No está claro que queramos que “la sociedad siga funcionando” como lo hizo hasta ahora. Por lo pronto, Aira parece bastante encaminado en la vertiente taoísta/literaria y transforma al confucianismo en el arte de la confusión. Si caer en las redes de los relatos inocentemente parece ser una utopía de la infancia, el peligro de los relatos que surcan nuestra vida cotidiana de adultos es que a veces se construyen sobre víctimas de carne y hueso. Claro que a causa de la banalidad morbosa de la cultura imperante uno puede acostumbrarse a ver “el revoltijo de hierros retorcidos, las bocas abiertas de las víctimas prorrumpiendo en ayes por sus heridas o por sus seres queridos que se desangraban junto a ellos” (12) y no inmutarse, porque en el fondo sabemos que “los prodigios tecnológicos adaptados al negocio del espectáculo hacían posible que uno viera cosas que no existían.

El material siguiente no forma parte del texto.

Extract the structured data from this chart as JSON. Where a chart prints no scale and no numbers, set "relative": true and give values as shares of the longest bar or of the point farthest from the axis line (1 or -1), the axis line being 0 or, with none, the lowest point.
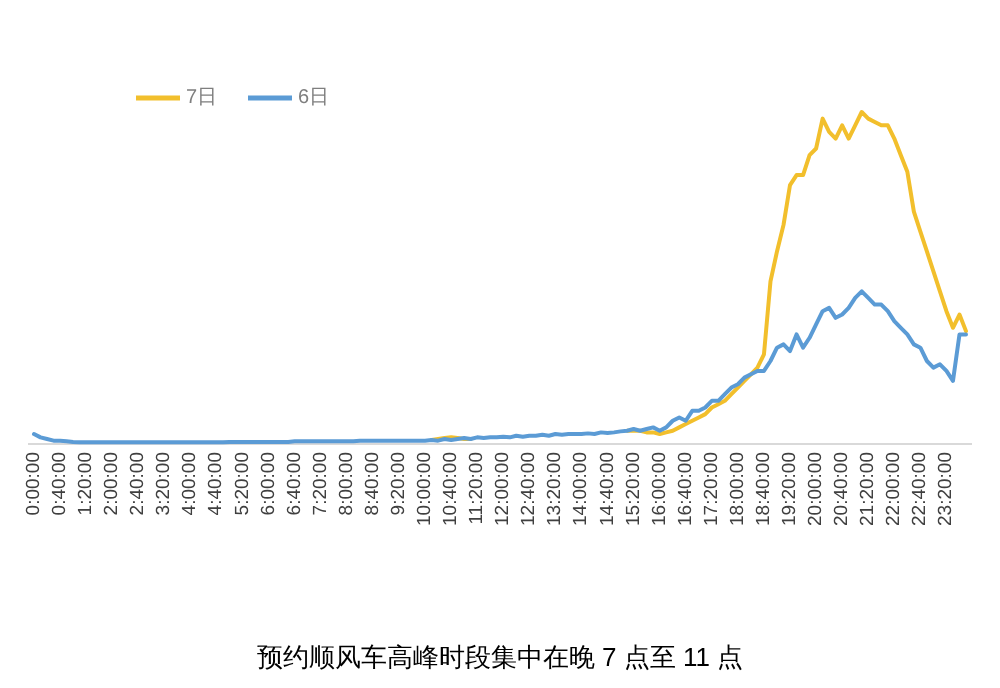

Con dinero y hábiles especialistas se lograba cualquier cosa, hasta un trompe l’oeil generalizado en el que sucediera sobre un plano móvil la mitad fantástica del universo” (31). No es que los hechos no existan, sino que se pierden en la maraña de relatos.
Biografía es el apodo de alguien que se resiste a la autobiografía, “como si los hechos de la vida les pasaran a otros, a seres imaginarios que acudían puntualmente a hacerse cargo” (32). Es alguien desocupado y paranoico, o paranoico por desocupado; alguien experto en enumeraciones caóticas que ama al mundo “por su exquisita complicación” (68). La alquimia literaria transmuta toda autobiografía en biografía, al ‘yo’ en un ‘él’. Así se pasa del espacio autoindulgente y paranoico de las justificaciones del yo, al espacio incierto donde el otro tiene lugar.